Figure 5.. Integration of cell line screen data with publicly available omics datasets to identify sensitivity biomarkers for INY-05–040.
(A) Analytical workflow for cell line screen processing and subsequent integration of the growth response metric (GI50adj) with publicly available cell line omics data from the DepMap project. A total of 288 cancer cell lines were profiled with GDC-0068, INY-03–41 and INY-05–040, with the full set of responses included in Fig. S8A. Subsequent integrative analyses focused on breast cancer cell lines only. Note that the applied growth response metric (GI50adj) takes into account cell line growth which is a known confounder in drug sensitivity measurements. The final output corresponds to the concentration of drug that results in 50 % cell growth inhibition. (B) PCA on breast cancer-specific transcriptomics and proteomics data, with coloring according to sensitivity to INY-05–040 (sensitive: GI50adj < 0.5 μM; intermediate: 0.5 μM ≤ GI50adj ≤ 1 μM; resistant: GI50adj > 1 μM; see also Fig.
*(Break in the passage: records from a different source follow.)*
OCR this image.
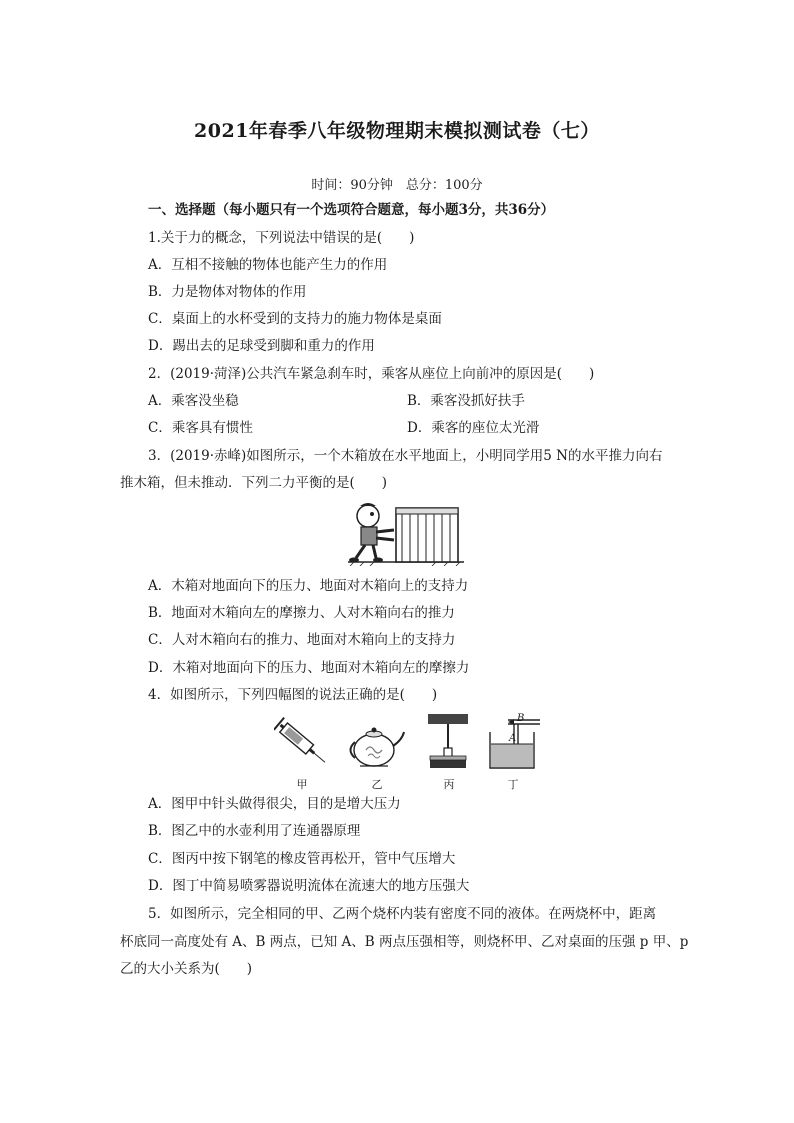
2021年春季八年级物理期末模拟测试卷（七）
时间：90分钟　总分：100分
一、选择题（每小题只有一个选项符合题意，每小题3分，共36分）
1.关于力的概念，下列说法中错误的是(　　)
A．互相不接触的物体也能产生力的作用
B．力是物体对物体的作用
C．桌面上的水杯受到的支持力的施力物体是桌面
D．踢出去的足球受到脚和重力的作用
2．(2019·菏泽)公共汽车紧急刹车时，乘客从座位上向前冲的原因是(　　)
A．乘客没坐稳	B．乘客没抓好扶手
C．乘客具有惯性	D．乘客的座位太光滑
3．(2019·赤峰)如图所示，一个木箱放在水平地面上，小明同学用5 N的水平推力向右
推木箱，但未推动．下列二力平衡的是(　　)
A．木箱对地面向下的压力、地面对木箱向上的支持力
B．地面对木箱向左的摩擦力、人对木箱向右的推力
C．人对木箱向右的推力、地面对木箱向上的支持力
D．木箱对地面向下的压力、地面对木箱向左的摩擦力
4．如图所示，下列四幅图的说法正确的是(　　)
甲	乙	丙
B
A
丁
A．图甲中针头做得很尖，目的是增大压力
B．图乙中的水壶利用了连通器原理
C．图丙中按下钢笔的橡皮管再松开，管中气压增大
D．图丁中简易喷雾器说明流体在流速大的地方压强大
5．如图所示，完全相同的甲、乙两个烧杯内装有密度不同的液体。在两烧杯中，距离
杯底同一高度处有 A、B 两点，已知 A、B 两点压强相等，则烧杯甲、乙对桌面的压强 p 甲、p
乙的大小关系为(　　)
S8B). The PAM50 subtype of each cell line is specified by shape. Transcripts and proteins contributing the most to the observed data structure alongside PC1 and PC2 are labelled. (C and D) Spearman’s correlation analysis of PC1 values for each cell line and the corresponding GI50adj value for INY-05–040. A linear regression line with 95% confidence intervals (shaded area) is included in each analysis, demonstrating that cell line-specific PC1 scores can be used as proxy measures for INY-05–040 sensitivity (meaning the higher the PC1 score, the more resistant the cell line). (E) GSEA (mSigDb HALLMARK gene sets) using transcript and protein loading values alongside the respective PC1, a proxy measure for sensitivity to INY-05–040; FDR ≤ 0.05. NES: normalized enrichment score. (F) A plot of all gene sets that were significantly and positively enriched across PC1 loadings from the DepMap transcriptomic data, and the corresponding NES from the T47D dataset following 10 h treatment with INY-05–040 (see also Fig. 2). Highlighted gene signatures were also statistically significant (FDR ≤ 0.05) in the T47D dataset. (G to I) Spearman’s correlation analysis of JNK1 mRNA expression (G), pJNK1 (T183/Y187) (H) and p-cJun (S73) with the cell line-specific GI50adj value for INY-05–040. A linear regression line with 95% confidence intervals (shaded area) is included in each analysis. Reverse phase protein phosphorylation (RPPA) data were obtained from the DepMap project and subset for the signals of interest. Additional supporting data related to this figure are in Figs. S8 and S9.